He has been involved in starting a new institute in Bangalore, International Centre for Theoretical Sciences, to be inaugurated next year. “I hope to spend even more time in India after the inauguration. A number of things must still be done to really attract scientists abroad back to India… I hope to work on these issues as I spend more time in India,” Bhargava said.
Born in Canada, Bhargava grew up mostly in the US in a “very Indian home”. “We always spoke Hindi at home, ate Indian food, and discussed Indian literature at the dinner table. There are a lot of academics in my family. My grandfather was a scholar of Sanskrit and ancient Indian history, and my mother is a mathematician with deep interests in linguistics and music. They were always my two biggest influences. Because of them, I was truly inspired to pursue interests in mathematics, music, and Sanskrit.”
Every three or four years, Bhargava would take about six months off from school to spend with his grandparents in their hometown Jaipur. “There, I spent time learning Hindi, Sanskrit, mathematics, tabla, sitar, and of course kite-flying, in preparation for what was my favorite holiday as a child, Makar Sankranti. My Indian heritage and the time I spent in India was a very important part of my upbringing, and played an important role in shaping my professional interests too,” he said.
“I think my mathematics has taken inspiration from these subjects [music and art]. I find I think about all three of these subjects — mathematics, music, poetry — in a very similar way. It’s also nice to use both sides of the brain. Mathematics has a creative side too, and for that reason I feel it’s important to study the arts to keep that creative side alive when doing mathematics.”

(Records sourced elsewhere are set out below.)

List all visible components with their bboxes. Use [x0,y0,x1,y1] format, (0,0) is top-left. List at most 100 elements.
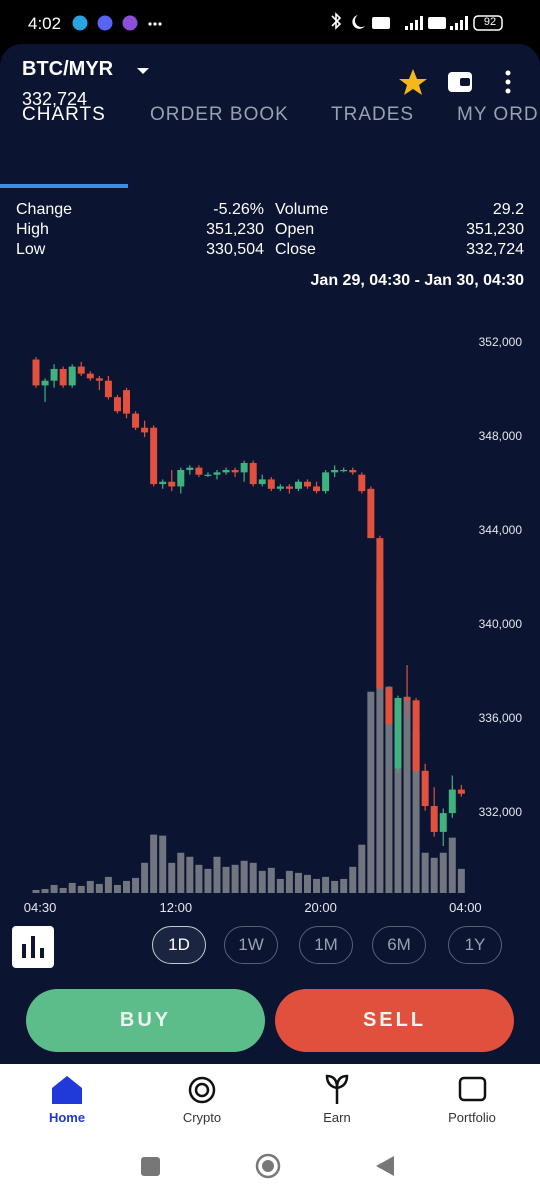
volume-bar [132,877,140,893]
candle-body [294,481,302,489]
tab[interactable]: CHARTS [22,104,106,125]
y-tick-label: 352,000 [479,335,523,349]
candle-body [439,813,447,832]
pair-dropdown[interactable] [136,66,150,76]
timeframe-button[interactable]: 1M [299,926,353,964]
candle-body [186,467,194,470]
volume-bar [376,581,384,893]
stat-label: High [16,221,49,238]
volume-bar [276,878,284,893]
candle-body [141,427,149,433]
volume-bar [150,834,158,893]
tab-indicator [0,184,128,188]
y-tick-label: 336,000 [479,711,523,725]
stat-value: 351,230 [466,221,524,238]
status-time: 4:02 [28,14,62,33]
stat-label: Open [275,221,315,238]
candle-body [222,470,230,473]
volume-bar [231,864,239,893]
volume-bar [177,852,185,893]
nav-label[interactable]: Portfolio [448,1110,496,1125]
sell-button[interactable]: SELL [275,989,514,1052]
candle-body [132,413,140,428]
candle-body [421,770,429,807]
candle-body [349,470,357,473]
stat-label: Change [16,201,73,218]
volume-bar [249,862,257,893]
candle-body [249,462,257,485]
app [0,44,540,1064]
candle-body [104,380,112,398]
tab[interactable]: ORDER BOOK [150,104,289,125]
volume-bar [448,837,456,893]
candle-body [50,368,58,381]
system-nav [141,1153,394,1179]
candle-body [430,806,438,832]
candle-body [77,366,85,374]
y-tick-label: 340,000 [479,617,523,631]
candle-body [304,481,311,487]
volume-bar [403,696,411,893]
buy-button[interactable]: BUY [26,989,265,1052]
volume-bar [168,862,176,893]
header-actions[interactable] [396,66,526,100]
timeframe-button[interactable]: 6M [372,926,426,964]
timeframe-button[interactable]: 1D [152,926,206,964]
x-tick-label: 12:00 [160,900,193,915]
volume-bar [195,864,203,893]
candle-body [448,789,456,814]
volume-bar [50,884,58,893]
candle-body [240,462,248,473]
y-tick-label: 344,000 [479,523,523,537]
candle-body [95,378,103,381]
volume-bar [412,731,420,893]
stat-label: Volume [275,201,329,218]
volume-bar [385,686,393,893]
stat-value: 330,504 [206,241,264,258]
status-icons-left [72,15,162,31]
stat-value: -5.26% [213,201,264,218]
candle-body [41,380,49,386]
timeframe-button[interactable]: 1Y [448,926,502,964]
candle-body [403,697,411,701]
volume-bar [113,884,121,893]
tab[interactable]: TRADES [331,104,415,125]
candle-body [340,470,348,472]
y-tick-label: 332,000 [479,805,523,819]
volume-bar [77,885,85,893]
x-tick-label: 04:00 [449,900,482,915]
chart-type-button[interactable] [12,926,54,968]
volume-bar [331,880,339,893]
volume-bar [204,868,212,893]
bottom-nav: Home Crypto Earn Portfolio [0,1064,540,1200]
candle-body [123,390,130,414]
volume-bar [294,872,302,893]
tab[interactable]: MY ORD [457,104,539,125]
stat-label: Close [275,241,316,258]
stat-label: Low [16,241,46,258]
candle-body [376,538,384,689]
candle-body [394,697,402,769]
x-tick-label: 20:00 [304,900,337,915]
volume-bar [322,876,330,893]
volume-bar [32,889,40,893]
candle-body [195,467,203,475]
volume-bar [86,880,94,893]
nav-label[interactable]: Crypto [182,1110,222,1125]
volume-bar [394,701,402,893]
volume-bar [430,857,438,893]
candle-body [32,359,40,386]
price: 332,724 [22,89,88,109]
volume-bar [141,862,149,893]
status-icons-right [331,12,503,31]
nav-label[interactable]: Home [48,1110,86,1125]
pair[interactable]: BTC/MYR [22,58,114,80]
timeframe-button[interactable]: 1W [224,926,278,964]
nav-icons [52,1074,487,1104]
volume-bar [213,856,221,893]
date-range: Jan 29, 04:30 - Jan 30, 04:30 [310,272,524,289]
candle-body [150,427,158,485]
candle-body [86,373,94,379]
nav-label[interactable]: Earn [323,1110,351,1125]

Bhargava works in the field of number theory. His work, primarily about determining when certain fundamental equations in mathematics have solutions in whole numbers, has helped introduced a new geometric method for answering such questions.

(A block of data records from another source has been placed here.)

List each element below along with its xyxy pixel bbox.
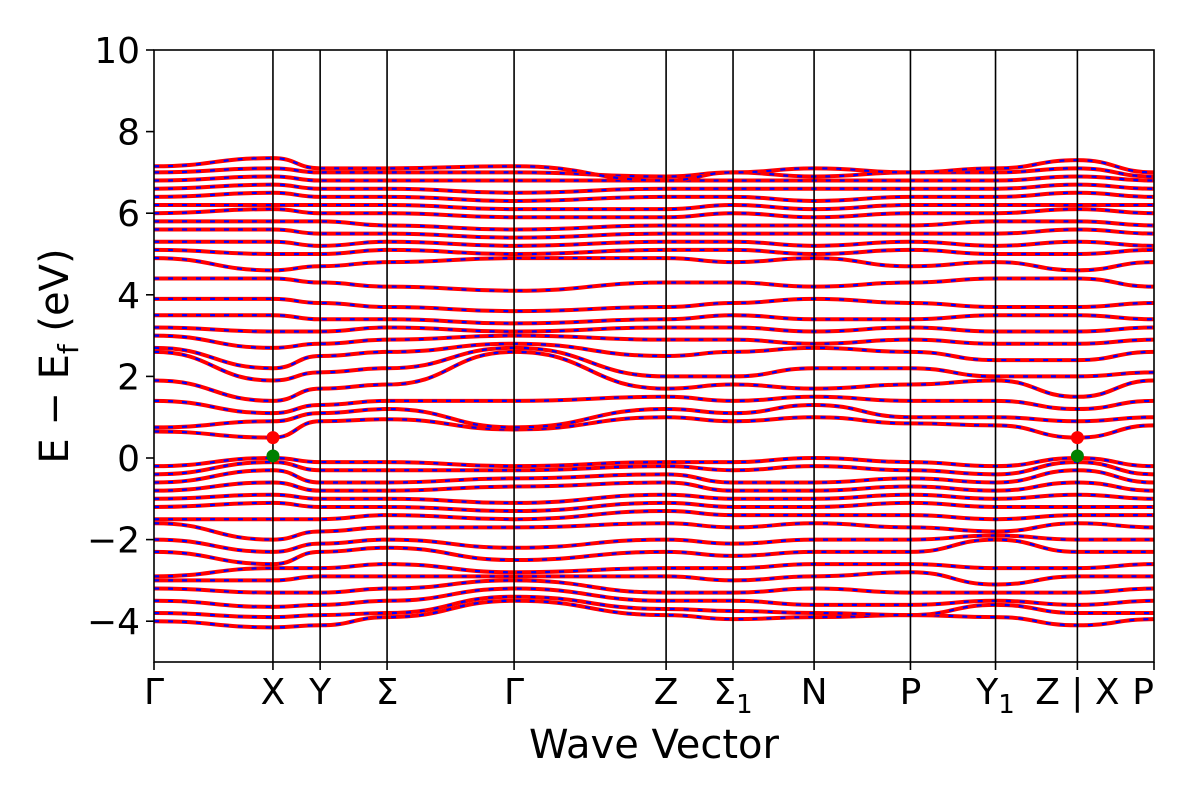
band-dft-9 — [154, 509, 1154, 522]
y-tick-label-5: 6 — [117, 194, 140, 235]
marker-vbm-1 — [266, 449, 280, 463]
band-dft-4 — [154, 570, 1154, 587]
band-dft-38 — [154, 156, 1154, 183]
band-dft-22 — [154, 333, 1154, 350]
y-axis-ticks: −4 −2 0 2 4 6 8 10 — [87, 31, 154, 643]
y-tick-label-0: −4 — [87, 602, 140, 643]
band-dft-14 — [154, 460, 1154, 477]
x-tick-label-5: Z — [654, 672, 679, 713]
band-dft-13 — [154, 468, 1154, 485]
band-dft-34 — [154, 190, 1154, 203]
y-tick-label-1: −2 — [87, 521, 140, 562]
x-tick-label-6: Σ1 — [713, 672, 752, 720]
bands-layer — [154, 156, 1154, 630]
x-tick-label-4: Γ — [504, 672, 524, 713]
band-dft-37 — [154, 166, 1154, 179]
band-dft-15 — [154, 455, 1154, 469]
y-tick-label-6: 8 — [117, 113, 140, 154]
y-axis-title: E − Ef (eV) — [32, 248, 85, 463]
x-axis-ticks: Γ X Y Σ Γ Z Σ1 N P Y1 Z | X P — [144, 662, 1155, 720]
band-dft-16 — [154, 415, 1154, 440]
x-tick-label-3: Σ — [376, 672, 399, 713]
y-tick-label-3: 2 — [117, 357, 140, 398]
band-dft-27 — [154, 256, 1154, 273]
y-tick-label-7: 10 — [94, 31, 140, 72]
band-dft-28 — [154, 247, 1154, 257]
band-dft-31 — [154, 219, 1154, 232]
band-dft-24 — [154, 313, 1154, 326]
x-axis-title: Wave Vector — [529, 722, 780, 768]
band-dft-18 — [154, 394, 1154, 416]
band-edge-markers — [266, 431, 1084, 463]
x-tick-label-2: Y — [308, 672, 332, 713]
band-dft-23 — [154, 325, 1154, 334]
x-tick-label-0: Γ — [144, 672, 164, 713]
band-wannier-0 — [154, 599, 1154, 629]
band-dft-12 — [154, 480, 1154, 493]
y-tick-label-2: 0 — [117, 439, 140, 480]
y-axis-title-subscript: f — [52, 343, 85, 354]
band-dft-3 — [154, 578, 1154, 595]
x-tick-label-7: N — [801, 672, 828, 713]
marker-vbm-3 — [1070, 449, 1084, 463]
x-tick-label-9: Y1 — [975, 672, 1015, 720]
band-dft-29 — [154, 239, 1154, 248]
x-tick-label-10: Z | X — [1035, 672, 1119, 713]
band-wannier-21 — [154, 342, 1154, 370]
band-dft-25 — [154, 296, 1154, 314]
band-dft-26 — [154, 276, 1154, 293]
marker-cbm-2 — [1070, 431, 1084, 445]
band-wannier-6 — [154, 538, 1154, 566]
y-axis-title-main: E − E — [32, 354, 78, 464]
band-dft-33 — [154, 203, 1154, 212]
x-tick-label-8: P — [900, 672, 922, 713]
band-dft-20 — [154, 345, 1154, 383]
marker-cbm-0 — [266, 431, 280, 445]
x-tick-label-11: P — [1132, 672, 1154, 713]
y-axis-title-unit: (eV) — [32, 248, 78, 344]
band-dft-30 — [154, 227, 1154, 240]
band-dft-35 — [154, 182, 1154, 195]
x-tick-label-1: X — [261, 672, 286, 713]
high-symmetry-lines — [272, 50, 1079, 662]
plot-frame — [153, 49, 1155, 663]
y-tick-label-4: 4 — [117, 276, 140, 317]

The Fields Medal is the highest honour in mathematics. “I’m of course very honoured to receive the Fields Medal,” Bhargava said. “Beyond that, it is a great source of encouragement and inspiration, not just for me, but I hope also for my students, collaborators, and colleagues who work with me. I hope it may also be a source of inspiration for more Indians to take up mathematics and scientific research in general.”